As a first step, he said there should be a Pacific Islands team as part of a new trans-Tasman competition being mooted to replace Super Rugby.
“Of course – it should have happened by now anyway,” he said.
“There’s been talk of a Fiji-based team but all the money seems to be going into European competitions now and unless the Pacific Islands can get close to matching those wages, there’s always going to be a drain of our best players to the north.
“But we need to keep pushing and if there is to be a new trans-Tasman competition, we should definitely be pushing hard to be part of that.”

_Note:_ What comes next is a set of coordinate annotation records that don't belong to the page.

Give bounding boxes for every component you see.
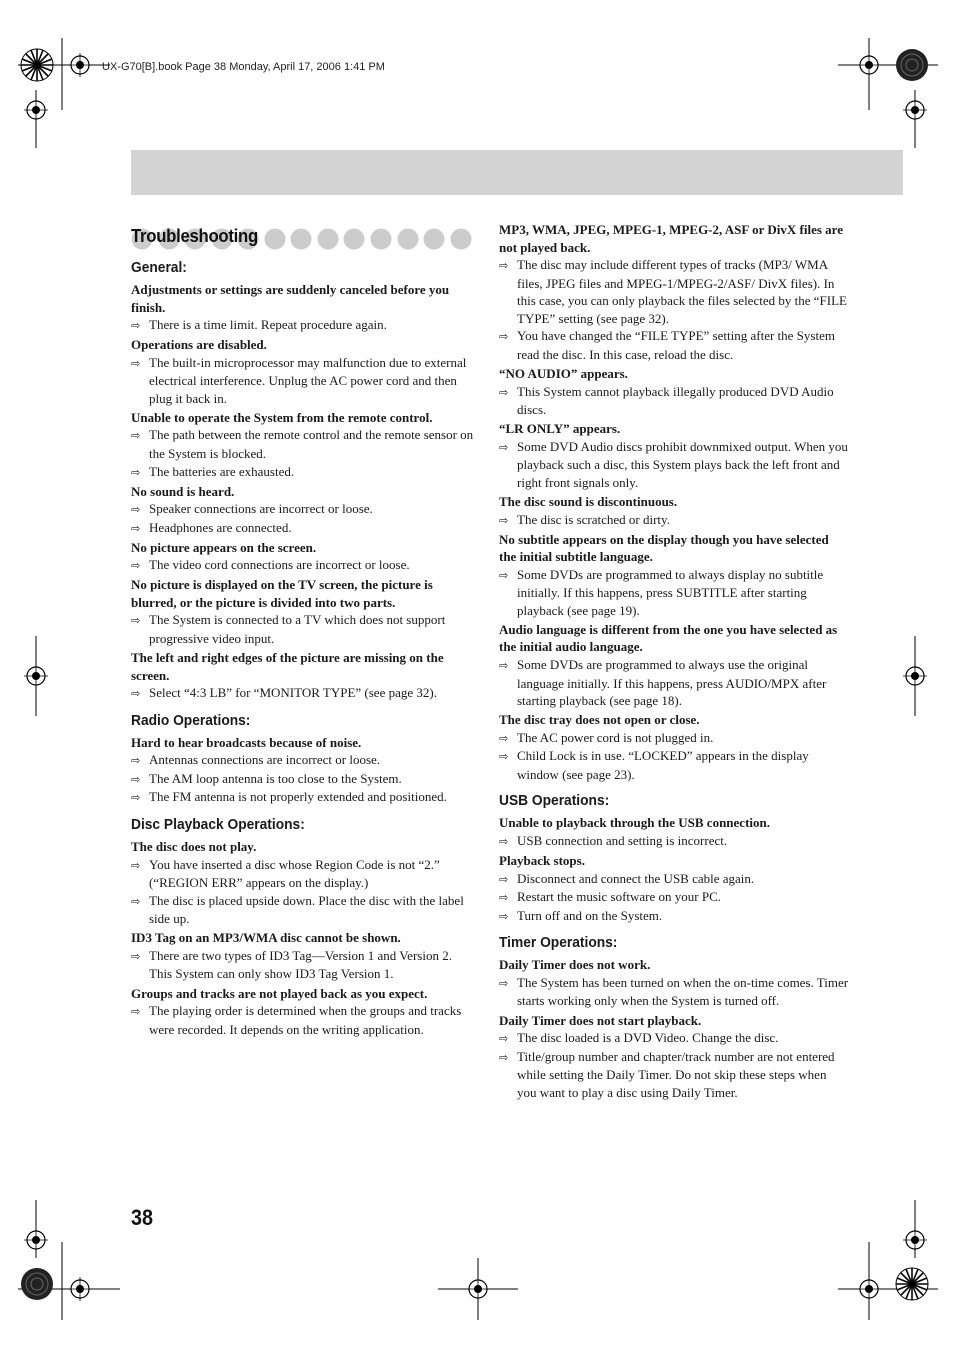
solution-text: The System is connected to a TV which does not support progressive video input. [149,612,446,647]
solution-item [499,1048,849,1102]
troubleshooting-entry [131,336,477,407]
solution-text: You have inserted a disc whose Region Code is not “2.” (“REGION ERR” appears on the display.) [149,856,440,891]
problem-text: Unable to playback through the USB connection. [499,815,770,831]
arrow-right-icon: ⇨ [499,872,509,886]
solution-item [499,870,849,889]
troubleshooting-entry [499,711,849,783]
section-usb-operations [499,792,849,925]
solution-text: The AC power cord is not plugged in. [517,729,714,745]
solution-text: Title/group number and chapter/track number are not entered while setting the Daily Timer. Do not skip these steps when you want to play a disc using Daily Timer. [517,1048,835,1100]
solution-item [131,463,477,482]
solution-item [131,856,477,892]
solution-item [131,519,477,538]
arrow-right-icon: ⇨ [499,1032,509,1046]
solution-item [131,788,477,807]
problem-text: The disc sound is discontinuous. [499,494,678,510]
solution-text: The System has been turned on when the on-time comes. Timer starts working only when the System is turned off. [517,974,849,1009]
problem-text: Audio language is different from the one you have selected as the initial audio language. [499,621,838,655]
arrow-right-icon: ⇨ [131,614,141,628]
solution-text: The disc may include different types of tracks (MP3/ WMA files, JPEG files and MPEG-1/MPEG-2/ASF/ DivX files). In this case, you can only playback the files selected by the “FILE TYPE” setting (see page 32). [517,257,847,326]
arrow-right-icon: ⇨ [499,385,509,399]
problem-text: The disc tray does not open or close. [499,712,700,728]
print-info: UX-G70[B].book Page 38 Monday, April 17, 2006 1:41 PM [102,61,385,73]
solution-item [131,426,477,462]
arrow-right-icon: ⇨ [131,429,141,443]
solution-text: Disconnect and connect the USB cable again. [517,870,755,886]
solution-text: This System cannot playback illegally produced DVD Audio discs. [517,383,834,418]
arrow-right-icon: ⇨ [499,513,509,527]
solution-text: The batteries are exhausted. [149,463,295,479]
problem-text: Unable to operate the System from the remote control. [131,409,433,425]
solution-text: Some DVDs are programmed to always display no subtitle initially. If this happens, press SUBTITLE after starting playback (see page 19). [517,566,824,618]
arrow-right-icon: ⇨ [499,731,509,745]
problem-text: No picture appears on the screen. [131,539,317,555]
subsection-heading: Disc Playback Operations: [131,817,305,833]
arrow-right-icon: ⇨ [499,330,509,344]
troubleshooting-entry [131,985,477,1039]
arrow-right-icon: ⇨ [131,521,141,535]
arrow-right-icon: ⇨ [499,1050,509,1064]
subsection-heading: USB Operations: [499,793,610,810]
problem-text: ID3 Tag on an MP3/WMA disc cannot be shown. [131,930,401,946]
arrow-right-icon: ⇨ [499,259,509,272]
solution-item [499,729,849,748]
solution-text: Some DVDs are programmed to always use the original language initially. If this happens, press AUDIO/MPX after starting playback (see page 18). [517,656,827,709]
solution-text: There is a time limit. Repeat procedure again. [149,317,387,332]
arrow-right-icon: ⇨ [131,1005,141,1019]
solution-text: USB connection and setting is incorrect. [517,832,728,848]
solution-item [499,656,849,710]
solution-item [499,438,849,492]
arrow-right-icon: ⇨ [131,949,141,963]
subsection-heading: Timer Operations: [499,935,618,952]
arrow-right-icon: ⇨ [499,658,509,672]
arrow-right-icon: ⇨ [499,750,509,764]
solution-text: The disc is scratched or dirty. [517,511,670,527]
solution-text: There are two types of ID3 Tag—Version 1 and Version 2. This System can only show ID3 Tag Version 1. [149,947,452,982]
problem-text: Hard to hear broadcasts because of noise. [131,734,362,750]
solution-item [131,316,477,335]
header-band [131,150,903,195]
troubleshooting-entry [131,576,477,647]
solution-text: The video cord connections are incorrect or loose. [149,557,410,573]
section-disc-playback-operations [131,816,477,1038]
solution-item [499,383,849,419]
solution-item [499,327,849,363]
solution-text: Select “4:3 LB” for “MONITOR TYPE” (see page 32). [149,685,437,701]
problem-text: The disc does not play. [131,839,257,854]
solution-item [131,684,477,703]
arrow-right-icon: ⇨ [131,791,141,805]
solution-text: The disc is placed upside down. Place the disc with the label side up. [149,892,464,927]
solution-item [499,832,849,851]
arrow-right-icon: ⇨ [499,909,509,923]
solution-item [499,907,849,926]
arrow-right-icon: ⇨ [499,976,509,990]
solution-text: Turn off and on the System. [517,907,663,923]
problem-text: Groups and tracks are not played back as you expect. [131,985,428,1001]
solution-item [131,354,477,408]
problem-text: Daily Timer does not start playback. [499,1012,702,1028]
troubleshooting-entry [499,956,849,1010]
subsection-heading: Radio Operations: [131,712,251,729]
section-continued [499,221,849,783]
solution-text: Headphones are connected. [149,519,292,535]
arrow-right-icon: ⇨ [131,687,141,701]
section-general [131,259,477,703]
arrow-right-icon: ⇨ [131,894,141,908]
solution-item [499,1029,849,1048]
solution-item [499,888,849,907]
troubleshooting-entry [131,483,477,538]
arrow-right-icon: ⇨ [499,834,509,848]
troubleshooting-entry [131,929,477,983]
arrow-right-icon: ⇨ [131,772,141,786]
section-header [131,226,476,252]
troubleshooting-entry [499,814,849,850]
arrow-right-icon: ⇨ [131,754,141,768]
solution-item [499,256,849,327]
problem-text: No sound is heard. [131,483,235,499]
arrow-right-icon: ⇨ [131,858,141,872]
troubleshooting-entry [131,649,477,703]
troubleshooting-entry [131,281,477,335]
arrow-right-icon: ⇨ [499,568,509,582]
problem-text: “LR ONLY” appears. [499,421,621,437]
problem-text: Daily Timer does not work. [499,957,651,973]
solution-item [499,511,849,530]
solution-text: Restart the music software on your PC. [517,889,721,905]
left-column [131,259,477,1038]
solution-item [131,500,477,519]
solution-item [499,566,849,620]
solution-text: The built-in microprocessor may malfunction due to external electrical interference. Unplug the AC power cord and then plug it back in. [149,354,467,406]
troubleshooting-entry [499,420,849,491]
solution-item [131,611,477,647]
problem-text: No picture is displayed on the TV screen, the picture is blurred, or the picture is divided into two parts. [131,577,433,610]
troubleshooting-entry [499,1012,849,1102]
solution-text: The playing order is determined when the groups and tracks were recorded. It depends on the writing application. [149,1003,462,1037]
solution-item [131,770,477,789]
section-title: Troubleshooting [131,226,258,246]
page-number: 38 [131,1205,154,1230]
solution-item [131,947,477,983]
solution-item [131,892,477,928]
solution-text: Child Lock is in use. “LOCKED” appears in the display window (see page 23). [517,748,809,782]
troubleshooting-entry [131,409,477,481]
solution-text: The disc loaded is a DVD Video. Change the disc. [517,1030,779,1046]
arrow-right-icon: ⇨ [131,559,141,573]
arrow-right-icon: ⇨ [499,891,509,905]
solution-text: The path between the remote control and the remote sensor on the System is blocked. [149,427,474,461]
subsection-heading: General: [131,260,187,276]
problem-text: MP3, WMA, JPEG, MPEG-1, MPEG-2, ASF or DivX files are not played back. [499,222,843,255]
problem-text: No subtitle appears on the display though you have selected the initial subtitle language. [499,531,829,565]
arrow-right-icon: ⇨ [131,465,141,479]
solution-text: Some DVD Audio discs prohibit downmixed output. When you playback such a disc, this System plays back the left front and right front signals only. [517,438,848,490]
arrow-right-icon: ⇨ [131,503,141,517]
section-timer-operations [499,934,849,1101]
problem-text: Adjustments or settings are suddenly canceled before you finish. [131,282,450,315]
problem-text: The left and right edges of the picture are missing on the screen. [131,650,444,683]
arrow-right-icon: ⇨ [131,319,141,332]
troubleshooting-entry [131,539,477,575]
troubleshooting-entry [131,838,477,928]
problem-text: Operations are disabled. [131,337,267,353]
troubleshooting-entry [131,734,477,807]
troubleshooting-entry [499,493,849,529]
solution-text: The FM antenna is not properly extended and positioned. [149,789,447,805]
solution-item [499,974,849,1010]
solution-text: You have changed the “FILE TYPE” setting after the System read the disc. In this case, reload the disc. [517,328,835,362]
problem-text: “NO AUDIO” appears. [499,366,628,382]
troubleshooting-entry [499,365,849,419]
solution-item [499,747,849,783]
troubleshooting-entry [499,221,849,364]
solution-text: Antennas connections are incorrect or loose. [149,752,381,768]
arrow-right-icon: ⇨ [131,356,141,370]
arrow-right-icon: ⇨ [499,440,509,454]
section-radio-operations [131,712,477,807]
troubleshooting-entry [499,852,849,925]
solution-text: Speaker connections are incorrect or loose. [149,501,373,517]
problem-text: Playback stops. [499,853,585,869]
solution-item [131,556,477,575]
solution-item [131,1002,477,1038]
right-column [499,221,849,1101]
solution-item [131,751,477,770]
solution-text: The AM loop antenna is too close to the System. [149,770,402,786]
troubleshooting-entry [499,621,849,710]
troubleshooting-entry [499,531,849,620]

With the pandemic striking rugby so hard, he said, professional contracts for Pacific Island players would start to dry up and players would be sent home.
“We’re only seeing the tip of the iceberg at the moment,” he said. “We’ll see the real impact over the next three or four months as clubs finalise their squads for 2020/21 and beyond.
“But the positive thing is there’s a lot of resilience amongst the Pacific Islands community when it comes to isolation and hardship because a lot of us have been doing that for a long time in terms of being away from home and speaking to our relatives via iPads and Skype.”
Already, two Pacific players in Britain’s Championship had been downgraded from full-time to part-time, with a 50 per cent drop in wages, “so there’s a lot of uncertainty there”.
“We do feel there is racism in rugby because of the systematic procedures that are in place to keep the poor nations poor – and we want to see that change.”
Yesterday, World Rugby announced a governance review process for member nations.
It has promised an investigation into Fiji Rugby Union chair Francis Kean, whose nomination for the powerful executive committee was hastily withdrawn following allegations of homophobia.